Acompañada por Manolo Lamothe y Juana María Muschietti, presentará sus canciones entrañables en poderosas versiones eléctricas. Con el mismo equipo y más de 70 conciertos encima, Nina y su banda se adentran en “El Lado Oscuro”, un disco de 13 canciones crudas, llenas de capas sonoras y recuerdos.
Nina tiene 24 años y es la hija de Rosario Bléfari y Fabio Suárez. Los datos biográficos no son caprichosos ni faranduleros: en la música de la artista, hay algo eminentemente Bléfari. Cierto color de voz, cierta forma de enunciación, cierta sensibilidad en las letras. Algo que se presenta completamente orgánico, quizás una forma de herencia. A la vez, con este segundo disco, Suárez consolida un sonido propio, una sonoridad identificable, genuina, potente. Sus canciones se destacan, entre otras cosas, por una convivencia entre esa urgencia propia de la juventud y una especie de nostalgia luminosa.
“Toda la etapa previa a que salga el disco es muy mental, de imaginar cómo va a ser. Y finalmente, poder hacer lo que uno hace que es tocar, es bastante liberador. Mismo antes de grabar, la etapa de estar en mi casa haciendo las maquetas es muy personal e íntima. Así que lo de ahora lo estoy re disfrutando. Además, es muy divertido porque estamos tocando en formato power trío, y puedo hacer todas las guitarras. Eso a la vez me obliga a mejorar, que es algo que me gusta también”, contó Suárez en diálogo con La Capital en ocasión de su última visita a la ciudad en octubre de 2025.
“El lado oscuro” fue grabado entre enero y junio de 2025 en Ciudad de Buenos Aires, en los históricos Estudios ION y Resto del mundo. Fue producido Felipe Quintans, al igual que el primer disco de Nina, “Algo para decirte” (2023).
“Fuimos el mismo equipo exacto que hizo el primer disco así que crecimos juntos. Pipe (Felipe) Quintans, que es mi productor, es un capo.
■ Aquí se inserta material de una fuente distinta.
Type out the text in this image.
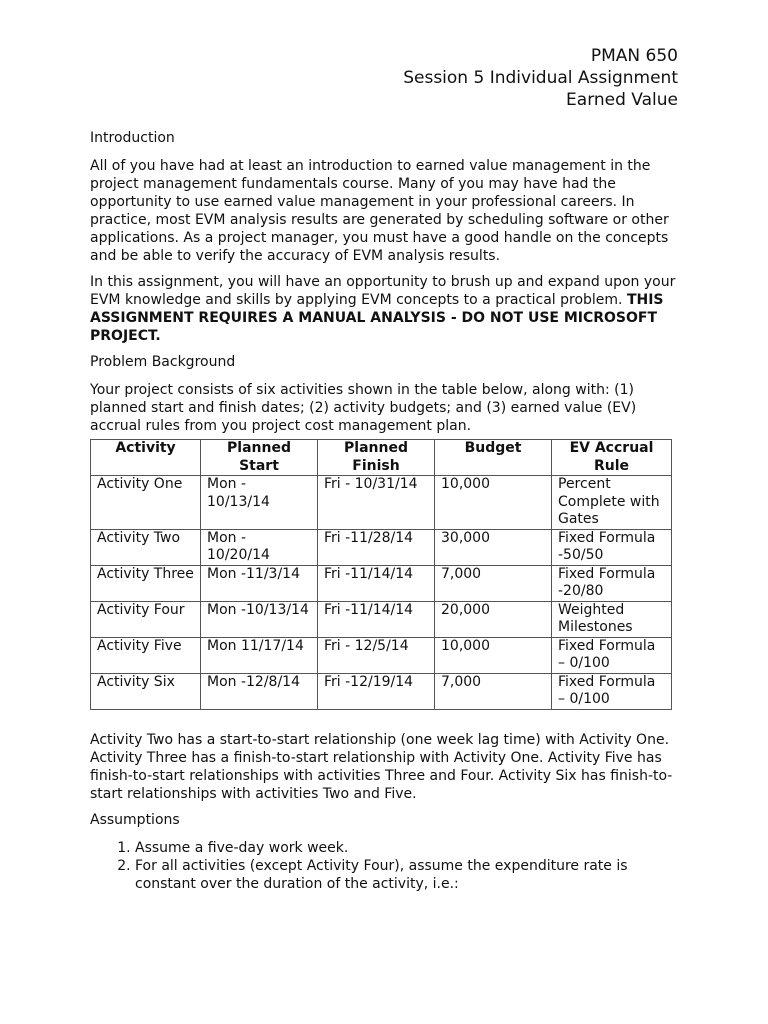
PMAN 650
Session 5 Individual Assignment
Earned Value

Introduction

All of you have had at least an introduction to earned value management in the project management fundamentals course. Many of you may have had the opportunity to use earned value management in your professional careers. In practice, most EVM analysis results are generated by scheduling software or other applications. As a project manager, you must have a good handle on the concepts and be able to verify the accuracy of EVM analysis results.

In this assignment, you will have an opportunity to brush up and expand upon your EVM knowledge and skills by applying EVM concepts to a practical problem. THIS ASSIGNMENT REQUIRES A MANUAL ANALYSIS - DO NOT USE MICROSOFT PROJECT.

Problem Background

Your project consists of six activities shown in the table below, along with: (1) planned start and finish dates; (2) activity budgets; and (3) earned value (EV) accrual rules from you project cost management plan.

Activity	Planned Start	Planned Finish	Budget	EV Accrual Rule
Activity One	Mon - 10/13/14	Fri - 10/31/14	10,000	Percent Complete with Gates
Activity Two	Mon - 10/20/14	Fri -11/28/14	30,000	Fixed Formula -50/50
Activity Three	Mon -11/3/14	Fri -11/14/14	7,000	Fixed Formula -20/80
Activity Four	Mon -10/13/14	Fri -11/14/14	20,000	Weighted Milestones
Activity Five	Mon 11/17/14	Fri - 12/5/14	10,000	Fixed Formula – 0/100
Activity Six	Mon -12/8/14	Fri -12/19/14	7,000	Fixed Formula – 0/100

Activity Two has a start-to-start relationship (one week lag time) with Activity One. Activity Three has a finish-to-start relationship with Activity One. Activity Five has finish-to-start relationships with activities Three and Four. Activity Six has finish-to-start relationships with activities Two and Five.

Assumptions

1. Assume a five-day work week.
2. For all activities (except Activity Four), assume the expenditure rate is constant over the duration of the activity, i.e.:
Hace discos hace un montón y es un genio, pero uno siempre aprende de los grupos humanos en los que está. Al haber grabado otro disco juntos antes, yo tomé muchos consejos que él me dio en esa primera experiencia. Uno fue preproducir más en mi casa, tratar de llegar a grabar con lo máximo avanzado. Le hice caso y estuve un año y medio en mi casa maquetando los temas, pensando qué guitarras exactas quiero que estén en cada lado. Entonces, de mi parte había crecido en eso y después nosotros también nos entendíamos mejor. Es re lindo que eso genere por las conexiones humanas que uno decide desarrollar y no por elegir un productor, al que le pago y hace su trabajo y listo. Hay que invertir humanidad para que crezca”, apuntó la cantautora.